I am experimenting with custom adjoints in Zygote. In the following code, I defined an adjoint for the function gauss
. Surprisingly, benchmarking gradient
on gauss
and a “wrapper” closure f
around gauss
shows that the gradient of f
is 3-4 times faster than that of gauss
. Before defining the custom adjoint, the two gradients have the same speed.
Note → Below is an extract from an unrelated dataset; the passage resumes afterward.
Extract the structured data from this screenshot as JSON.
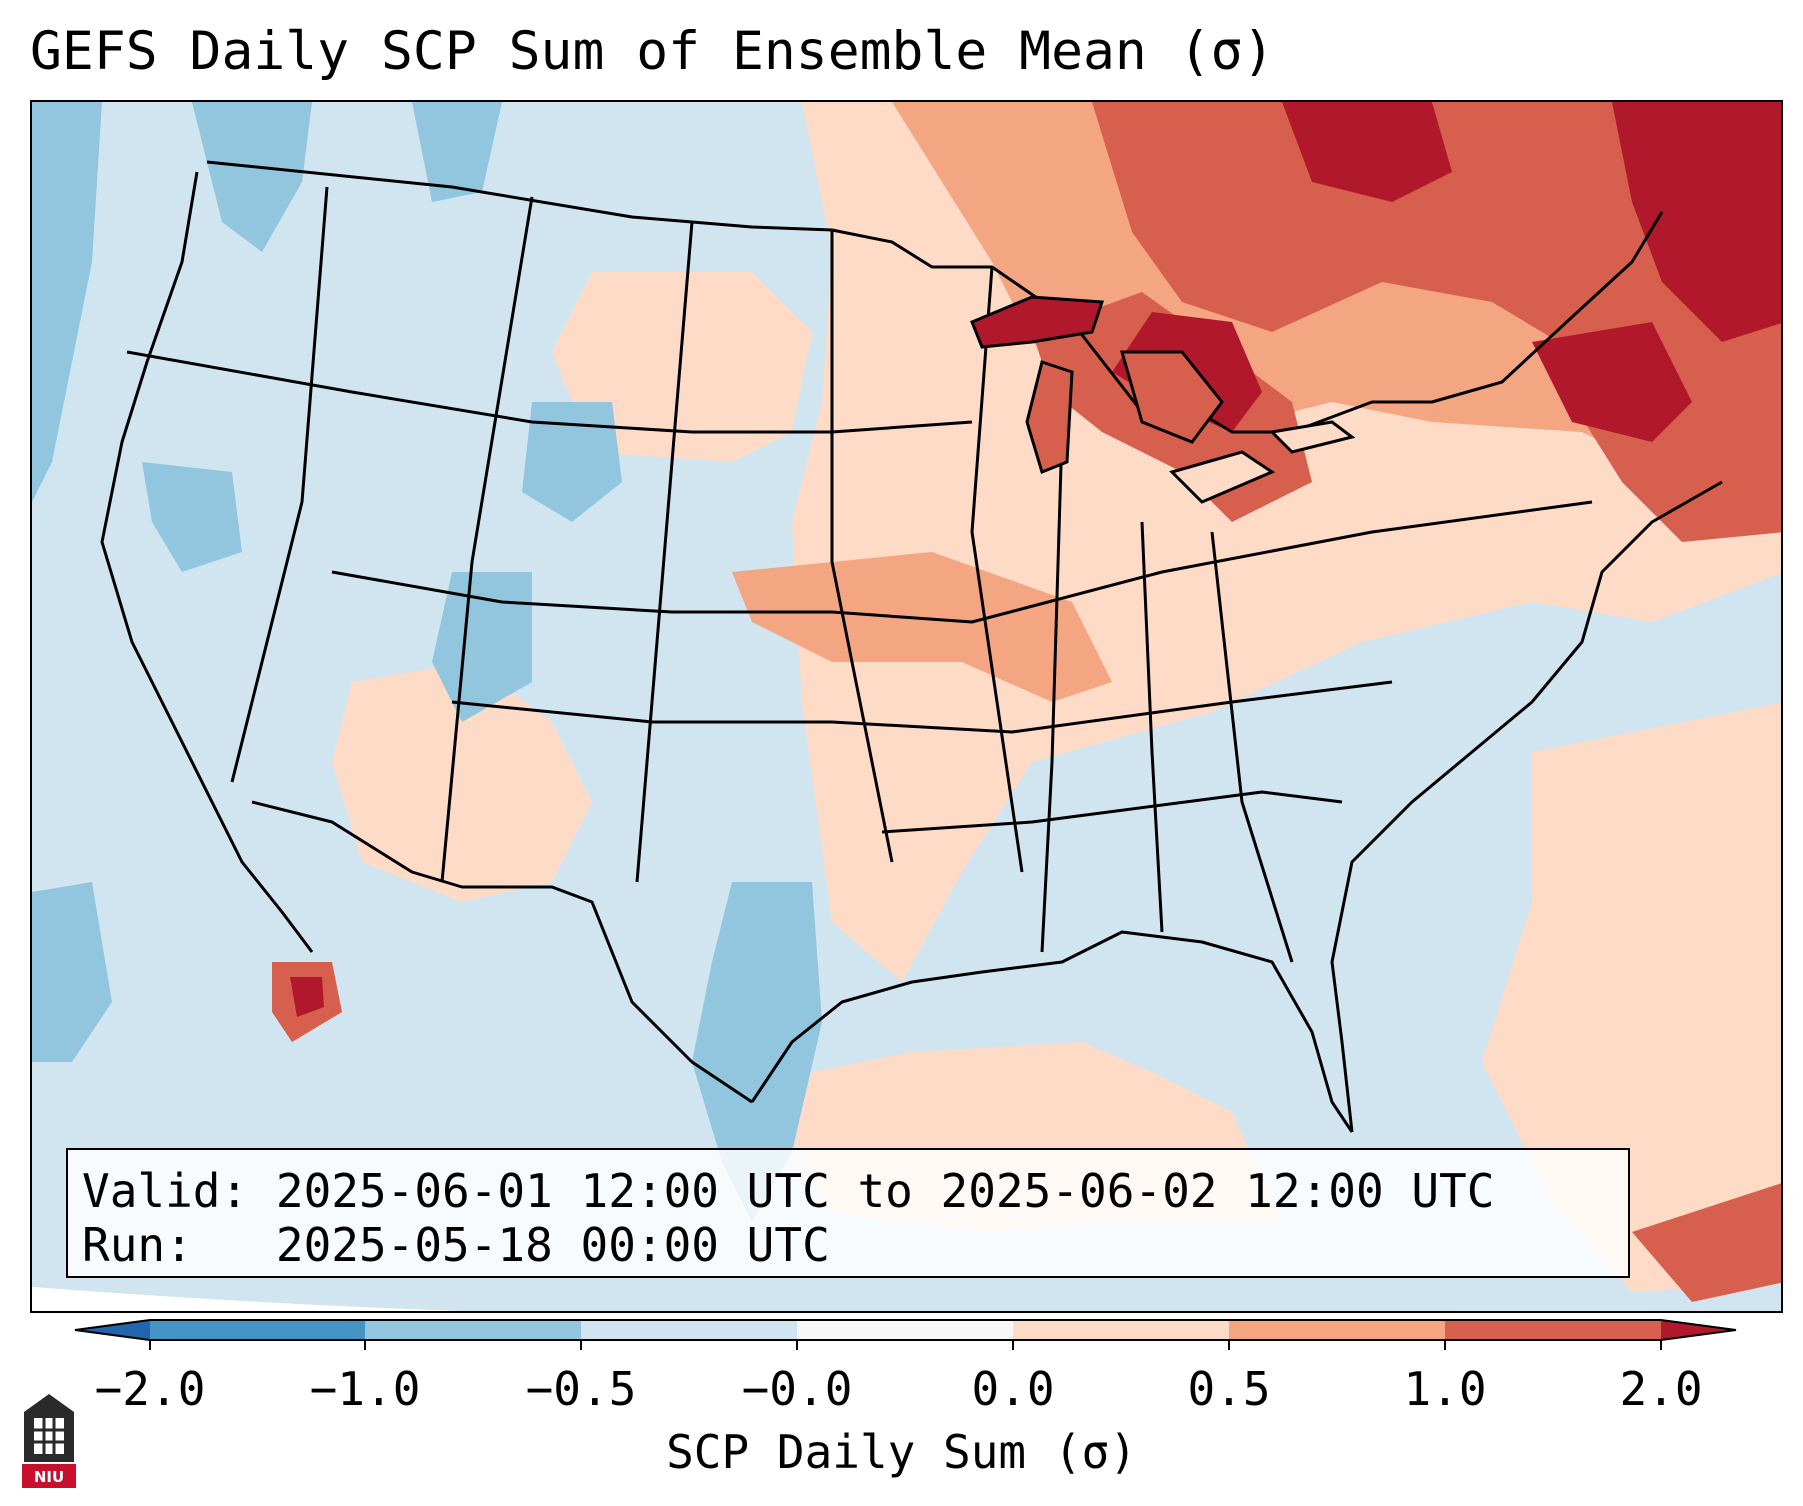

After the definition, f
’s gradient is 50% faster than before, while gauss
’s gradient is 2 times slower.
Why does this happen, and how can I get optimal performance with custom adjoints consistently?
using Zygote
using BenchmarkTools
function gauss(x, μ, σ)
y = (x-μ)/σ
exp(-y^2/2) / (sqrt(2π)*σ)
end
using Zygote: @adjoint
@adjoint function gauss(x, μ, σ)
y = (x-μ)/σ
e = exp(-y^2/2) / (sqrt(2π)*σ)
function back(Δ)
ey = e*y/σ # could pool e*Δ too
(-ey * Δ, ey * Δ, e*(1 - y^2)/σ * Δ)
end
return e, back
end
x = randn()
μ = randn()
σ = exp(randn())
f(x, μ, σ) = gauss(x, μ, σ)
@btime gradient(f, $x, $μ, $σ)
@btime gradient(gauss, $x, $μ, $σ) # 3-4 times slower